Auch soweit der Kläger sich gegen die Berücksichtigung eines Eigenanteils von zuletzt noch 12,78 EUR (25 DM) wendet, vermag er mit den von ihm geäußerten Bedenken nicht durchzudringen. Die Vorschrift des § 60 Abs. 2 Satz 1 SGB V in der bis zum 31.12.2001 maßgeblichen Fassung ist von der Beklagten zu Recht angewandt worden. Diese Vorschrift verstößt auch nicht gegen höherrangiges (Verfassungs-) Recht. Dies ergibt sich schon daraus, dass die § 61 Abs. 1, § 62 Abs. 1 Satz 1 SGB V in der bis zum 31.12.2003 geltenden Fassung für (soziale) Härtefälle eine vollständige oder teilweise Befreiung auch von den einem Versicherten entstehenden Fahrtkosten vorsahen. Die Ausführungen des Klägers zum Sozialstaatsprinzip und zur Verhältnismäßigkeit überzeugen den Senat daher nicht. Entsprechendes gilt für den vom Kläger vermuteten Verstoß gegen den allgemeinen Gleichheitsgrundsatz des Art. 3 Abs. 1 Grundgesetz. Bereits das SG hat darauf hingewiesen, dass der Eigenanteil des § 60 Abs. 2 SGB V alle Versicherten trifft. Gerade dem Umstand, dass nicht alle Versicherten in unmittelbarer Nähe der Leistungserbringer wohnen, wird die Regelung eines Eigenanteils gerecht, da die Aufwendungen des Versicherten je Fahrt begrenzt und kalkulierbar sind. Im Übrigen ist es dem Gesetzgeber gestattet, in der Praxis umsetzbare Regelungen zu schaffen, die ihrem Zweck – hier Begrenzung der Ausgaben der gesetzlichen Krankenkassen – gerecht werden. Auf die Regelungen des §§ 61, 62 SGB V a.F. ist in diesem Zusammenhang erneut zu verweisen.

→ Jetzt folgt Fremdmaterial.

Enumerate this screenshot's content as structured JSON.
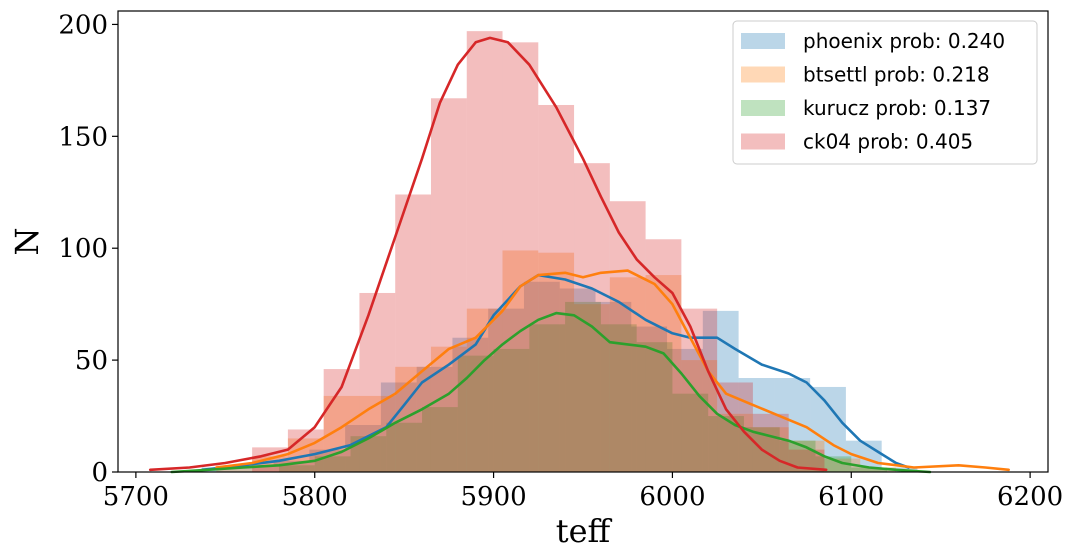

Die Kostenentscheidung folgt aus §§ 183, 193 SGG.
Es bestand kein Anlass, die Revision zuzulassen, denn weder hat die Rechtssache grundsätzliche Bedeutung (§ 160 Abs. 2 Nr. 1 SGG) noch weicht das Urteil von einer Entscheidung des BSG, des Gemeinsamen Senats der obersten Gerichtshöfe des Bundes oder des Bundesverfassungsgerichts ab und beruht auf dieser Abweichung (§ 160 Abs. 2 Nr. 2 SGG).